When is a quotient map open?

Question

Quotient map from $X$ to $Y$ is continuous and surjective with a property : $f^{-1}(U)$ is open in $X$ iff $U$ is open in $Y$.

But when it is open map? What condition need?

Answer 1

Let us agree that $f : X \to Y$ denotes a continuous surjection.

$f : X \to Y$ is called a quotient map if it satisfies the following condition:

$$U \subset Y \text{ is open } \Longleftrightarrow f^{-1}(U) \subset X \text{ is open.} \tag{Q}$$

The $\Longrightarrow$ part means nothing else than that $f$ is continuous which is redundant because $f$ was assumed to be continuous. We can therefore replace (Q) by

$$f^{-1}(U) \subset X \text{ is open } \Longrightarrow U \subset Y \text{ is open.} \tag{Q'}$$

We have the following well-known

Lemma. $f$ is a quotient map if and only it satisfies

$$f^{-1}(C) \subset X \text{ is closed } \Longrightarrow C \subset Y \text{ is closed.} \tag{Q''}$$

This gives the well-known

Lemma.

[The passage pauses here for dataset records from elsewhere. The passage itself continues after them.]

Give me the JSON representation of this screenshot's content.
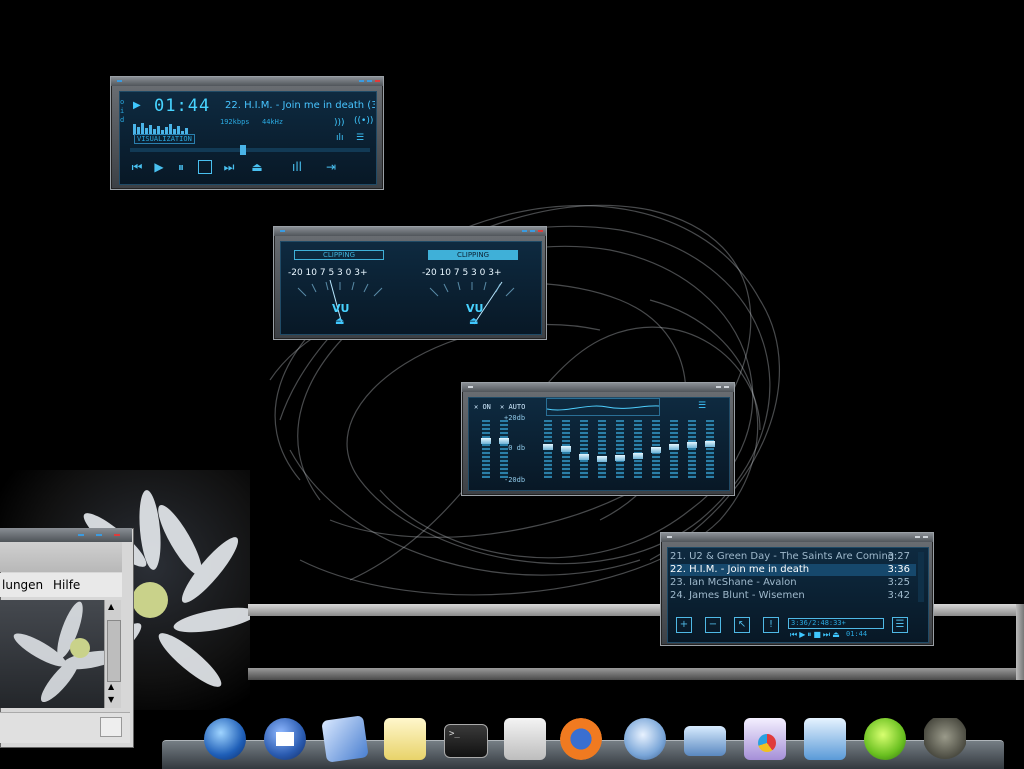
{
  "main_player": {
    "time": "01:44",
    "track_title": "22. H.I.M. - Join me in death (3:",
    "bitrate": "192kbps",
    "khz": "44kHz",
    "visualization_label": "VISUALIZATION"
  },
  "vu_meter": {
    "left_clip": "CLIPPING",
    "right_clip": "CLIPPING",
    "scale": "-20 10 7 5 3 0 3+",
    "left_label": "VU",
    "right_label": "VU"
  },
  "equalizer": {
    "on_label": "ON",
    "auto_label": "AUTO",
    "db_top": "+20db",
    "db_mid": "+0 db",
    "db_bottom": "-20db",
    "band_levels": [
      0.5,
      0.5,
      0.38,
      0.35,
      0.2,
      0.15,
      0.18,
      0.22,
      0.33,
      0.38,
      0.42,
      0.45
    ]
  },
  "playlist": {
    "items": [
      {
        "title": "21. U2 & Green Day - The Saints Are Coming",
        "duration": "3:27"
      },
      {
        "title": "22. H.I.M. - Join me in death",
        "duration": "3:36"
      },
      {
        "title": "23. Ian McShane - Avalon",
        "duration": "3:25"
      },
      {
        "title": "24. James Blunt - Wisemen",
        "duration": "3:42"
      }
    ],
    "active_index": 1,
    "total_time": "3:36/2:48:33+",
    "mini_time": "01:44",
    "buttons": [
      "+",
      "−",
      "↖",
      "!"
    ]
  },
  "file_manager": {
    "menu_left": "lungen",
    "menu_help": "Hilfe"
  },
  "dock": {
    "icons": [
      "globe-icon",
      "home-icon",
      "mail-icon",
      "notepad-icon",
      "terminal-icon",
      "settings-icon",
      "firefox-icon",
      "itunes-icon",
      "network-icon",
      "presentation-icon",
      "word-icon",
      "limewire-icon",
      "gimp-icon"
    ]
  },
  "colors": {
    "accent": "#3fc8ff",
    "lcd_bg": "#0b2234",
    "highlight": "#16486c"
  }
}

If $f$ is an open or a closed map, then $f$ is a quotient map.

Proof. Let $f$ be an open map. If $f^{-1}(U)$ is open, then $f(f^{-1}(U))) = U$ is open. Thus $f$ is a quotient map. Note that the equation $f(f^{-1}(U))) = U$ requires surjectivity.
The case that $f$ is a closed map is treated similarly.

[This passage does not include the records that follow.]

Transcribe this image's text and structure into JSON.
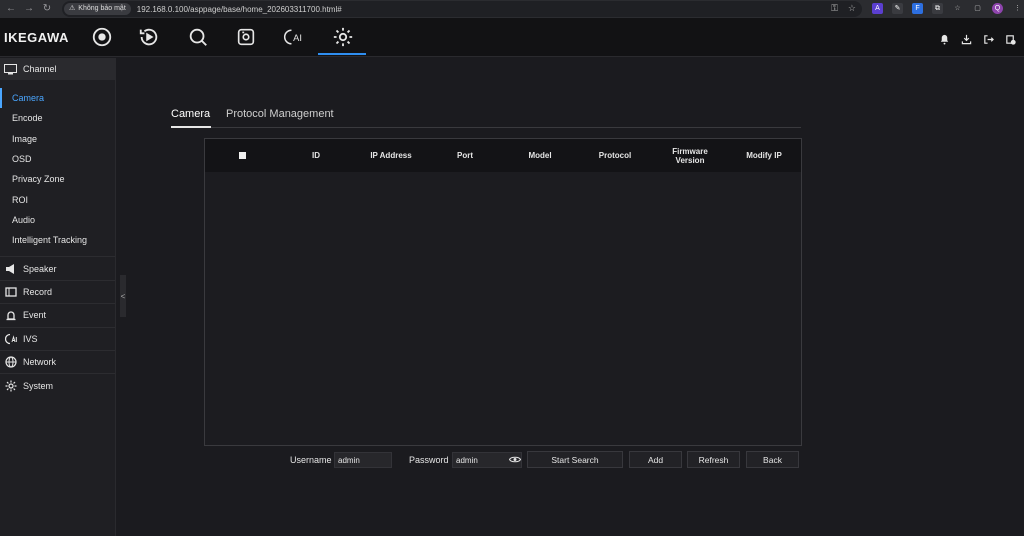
{
  "browser": {
    "insecure_label": "Không bảo mật",
    "url": "192.168.0.100/asppage/base/home_202603311700.html#"
  },
  "app": {
    "logo": "IKEGAWA",
    "nav_icons": [
      "live-view-icon",
      "playback-icon",
      "search-icon",
      "smart-icon",
      "ai-icon",
      "settings-icon"
    ],
    "active_nav": "settings-icon",
    "nav_ai_label": "AI",
    "right_icons": [
      "bell-icon",
      "download-icon",
      "logout-icon",
      "info-icon"
    ]
  },
  "sidebar": {
    "channel_label": "Channel",
    "channel_items": [
      {
        "label": "Camera",
        "active": true
      },
      {
        "label": "Encode"
      },
      {
        "label": "Image"
      },
      {
        "label": "OSD"
      },
      {
        "label": "Privacy Zone"
      },
      {
        "label": "ROI"
      },
      {
        "label": "Audio"
      },
      {
        "label": "Intelligent Tracking"
      }
    ],
    "groups": [
      "Speaker",
      "Record",
      "Event",
      "IVS",
      "Network",
      "System"
    ]
  },
  "tabs": [
    {
      "label": "Camera",
      "active": true
    },
    {
      "label": "Protocol Management"
    }
  ],
  "table": {
    "columns": [
      "ID",
      "IP Address",
      "Port",
      "Model",
      "Protocol",
      "Firmware Version",
      "Modify IP"
    ],
    "rows": []
  },
  "footer": {
    "username_label": "Username",
    "username_value": "admin",
    "password_label": "Password",
    "password_value": "admin",
    "start_search": "Start Search",
    "add": "Add",
    "refresh": "Refresh",
    "back": "Back"
  },
  "colors": {
    "accent": "#2f8ef0",
    "active_text": "#4aa6ff"
  }
}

We have seen that being a quotient map is weaker than being an open map. Of course we get

Lemma. A quotient map $f$ is an open map if and only if $$U \subset X \text{ is open } \Longrightarrow f^{-1}(f(U)) \subset X \text{ is open.} \tag{O}$$

Proof. If $f$ is an open map, then $f(U)$ is open and thus $f^{-1}(f(U))$ is open. For the converse observe that $f^{-1}(f(U))$ open implies $f(U)$ open because $f$ is a quotient map.

There are certainly cases where the above lemma is very useful, but it depends on the concrete situation whether it is easier to verify condition (O) then to verify directly that $f$ is open.

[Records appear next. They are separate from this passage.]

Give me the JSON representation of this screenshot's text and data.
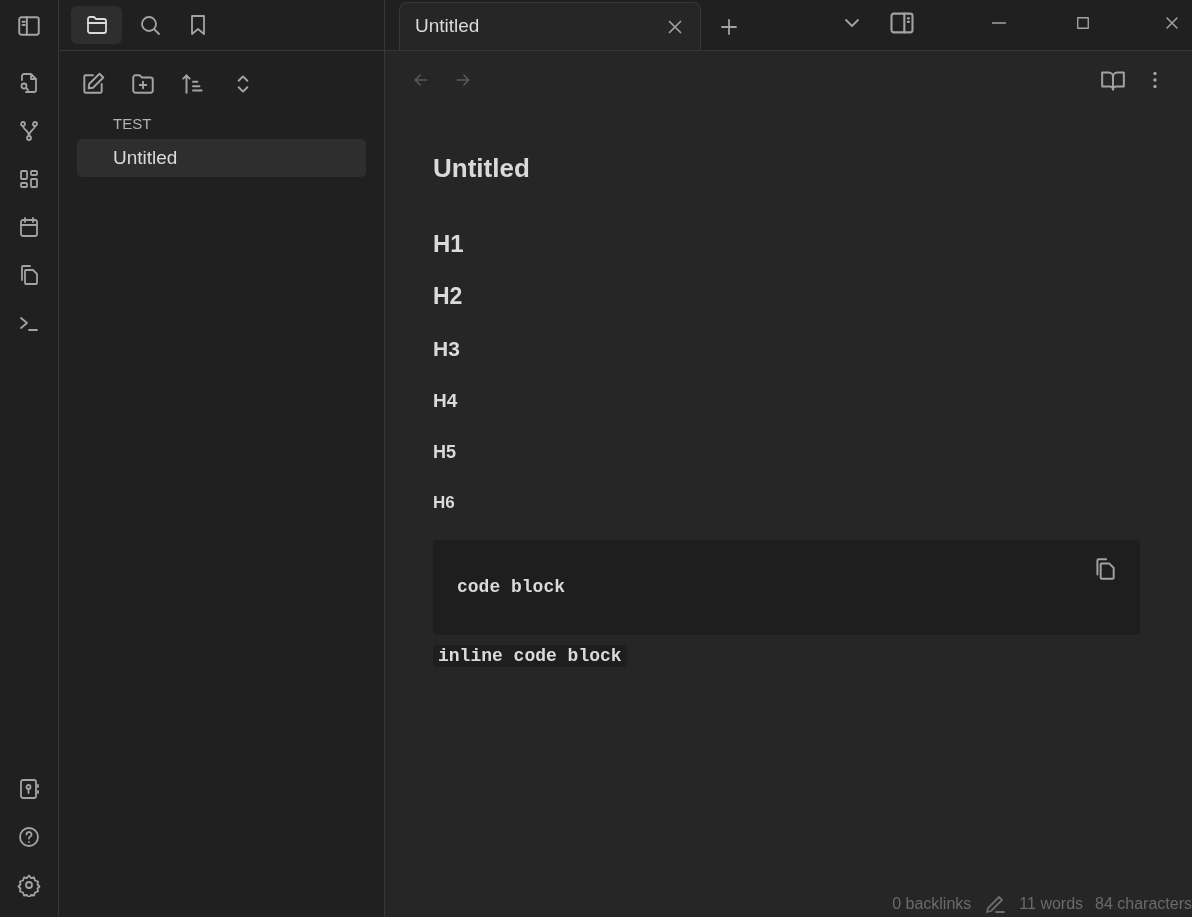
{
  "sidebar_tabs": [
    {
      "kind": "files",
      "selected": true
    },
    {
      "kind": "search",
      "selected": false
    },
    {
      "kind": "bookmarks",
      "selected": false
    }
  ],
  "file_explorer": {
    "vault": "TEST",
    "files": [
      {
        "name": "Untitled",
        "selected": true
      }
    ]
  },
  "tabs": [
    {
      "title": "Untitled",
      "selected": true
    }
  ],
  "note": {
    "title": "Untitled",
    "blocks": [
      {
        "kind": "h1",
        "text": "H1"
      },
      {
        "kind": "h2",
        "text": "H2"
      },
      {
        "kind": "h3",
        "text": "H3"
      },
      {
        "kind": "h4",
        "text": "H4"
      },
      {
        "kind": "h5",
        "text": "H5"
      },
      {
        "kind": "h6",
        "text": "H6"
      },
      {
        "kind": "code",
        "text": "code block"
      },
      {
        "kind": "inline_code",
        "text": "inline code block"
      }
    ]
  },
  "status_bar": {
    "backlinks": "0 backlinks",
    "words": "11 words",
    "characters": "84 characters"
  }
}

The benefit of (O) is that we do not need to know the topology on $Y$ explicitly. This is particularly useful if we are given a surjection $f : X \to Y$ from a space $X$ to a set $Y$ and endow $Y$ with the quotient topology. If we are given a continuous surjection $f :X \to Y$ from a space $X$ to a space $Y$, it is probably easier to show directly that $f$ is an open map than proving first that $f$ is a quotient map and then verifying (O).